Good, dedicated laptop with Ableton Suite, Studio One, and a decent amount of plugins/virtual instruments

Focusrite Scarlett 18i20 interface

KRK monitor set

A few sdc's and one ldc mic

Handful of dynamic mics

stands, cables, pop filter, etc

Headphones

MIDI Controller keyboard

Anything of particular importance I'm missing? It's just synth, guitar, some acoustic instrument and vocals that I'll be recording mainly, and it's a failry small space (15X15 room) Thanks for any advice or recommendations! I'd also like to be able to keep it relatively mobile for now.
 
Looks like a pretty good list of stuff,. Seems like you've got more than enough from a gear perspective to get started. Treated your room at all? Pretty much everybodys going to recommend bass traps in the front corners and panel traps at the first reflection points.
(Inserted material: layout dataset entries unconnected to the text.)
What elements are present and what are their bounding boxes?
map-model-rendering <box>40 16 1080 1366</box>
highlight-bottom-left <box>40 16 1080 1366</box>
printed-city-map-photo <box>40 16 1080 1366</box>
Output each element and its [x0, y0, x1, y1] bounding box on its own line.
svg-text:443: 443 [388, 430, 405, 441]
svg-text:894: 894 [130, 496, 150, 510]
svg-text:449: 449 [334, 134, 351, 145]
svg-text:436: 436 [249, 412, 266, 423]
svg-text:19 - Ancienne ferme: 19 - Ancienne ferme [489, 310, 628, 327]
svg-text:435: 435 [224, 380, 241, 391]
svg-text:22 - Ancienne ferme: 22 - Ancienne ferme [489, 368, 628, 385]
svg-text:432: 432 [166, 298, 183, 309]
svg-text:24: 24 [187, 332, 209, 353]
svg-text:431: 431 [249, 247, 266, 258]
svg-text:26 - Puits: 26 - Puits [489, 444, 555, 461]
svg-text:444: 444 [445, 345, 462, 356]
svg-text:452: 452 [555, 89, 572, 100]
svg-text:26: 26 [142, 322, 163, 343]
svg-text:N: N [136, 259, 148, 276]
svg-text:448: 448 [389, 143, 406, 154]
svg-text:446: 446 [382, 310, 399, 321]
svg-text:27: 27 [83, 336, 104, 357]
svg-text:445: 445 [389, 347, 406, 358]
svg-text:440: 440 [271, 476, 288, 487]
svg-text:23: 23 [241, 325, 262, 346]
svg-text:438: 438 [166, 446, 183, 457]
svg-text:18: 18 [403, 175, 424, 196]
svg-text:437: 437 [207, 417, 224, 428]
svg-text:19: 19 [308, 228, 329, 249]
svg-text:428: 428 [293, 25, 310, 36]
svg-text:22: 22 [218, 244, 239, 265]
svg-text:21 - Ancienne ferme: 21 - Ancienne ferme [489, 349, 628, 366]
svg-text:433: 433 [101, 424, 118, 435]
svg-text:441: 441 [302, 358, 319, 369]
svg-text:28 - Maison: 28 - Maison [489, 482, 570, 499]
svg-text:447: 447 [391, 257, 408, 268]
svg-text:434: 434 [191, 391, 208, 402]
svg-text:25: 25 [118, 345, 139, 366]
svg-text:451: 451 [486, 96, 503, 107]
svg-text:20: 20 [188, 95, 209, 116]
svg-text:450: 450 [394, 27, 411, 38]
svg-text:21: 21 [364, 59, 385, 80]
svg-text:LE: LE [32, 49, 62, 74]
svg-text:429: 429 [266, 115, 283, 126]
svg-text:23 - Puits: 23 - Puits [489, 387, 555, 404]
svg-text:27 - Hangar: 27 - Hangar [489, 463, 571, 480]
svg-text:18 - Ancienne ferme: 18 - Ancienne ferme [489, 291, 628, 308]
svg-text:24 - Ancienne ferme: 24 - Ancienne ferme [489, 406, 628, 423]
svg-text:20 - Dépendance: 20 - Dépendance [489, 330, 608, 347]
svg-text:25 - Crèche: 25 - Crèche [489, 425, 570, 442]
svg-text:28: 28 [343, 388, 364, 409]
Without these your studio monitors will be largely irrelevant. Look to spend 1-200 bucks and a lonely weekend. Good luck.


Most any room acoustics advice you would hope to get in response to your thread has already been provided in the following links:

https://homerecording.com/bbs/gener...oustic-treatment/small-room-acoustics-365127/

Acoustic Treatment and Design for Recording Studios and Listening Rooms
 
Oh and I forgot to mention that the space I'm renting is a half of an unused, larger room, with an accordion divider making up one of the walls. Will this be of any value for breaking up reflections?
 
Probably not. Might do something, hard to say. Whats it made of. Wood with material over it designed to block passage of light and speech level frequencies? doesn't matter the real issues are bass trapping and early reflections. The good news is bass will probably ignore the room divider to an extent and you could probably calculate your room modes based on the entire space rather than just your half.
 
It's made of a flexible, synthetic material of some sort (It's in a room previusly used as a sunday school class). Thanks for the reply, been studying up on what I need for some acoustic treatment. If I'm using the whole room as a guide, would I need bass traps and treatment in the unused portion as well? Thanks so much for the help.
 
If you can easily blow air through the material its probably fine and you can ignore it. If not,. I would assume its meant to absorb speech level frequencies which might provide a similar effect as drop ceiling tiles,. but on your back wall. I doubt its going to hurt or help you much because there are so many more frequencies whos reflections will NOT be altered. You will need bass traps and panels at your first reflection points including one either on the actual back wall, or the room divider if thats not an option. Sounds like a smaller space your working with which makes this even more important. There are mathy answers readily available. the links I posted,. its all there. Your ears and the room are also tools in the audio chain that have as much effect on the mix as anything with knobs.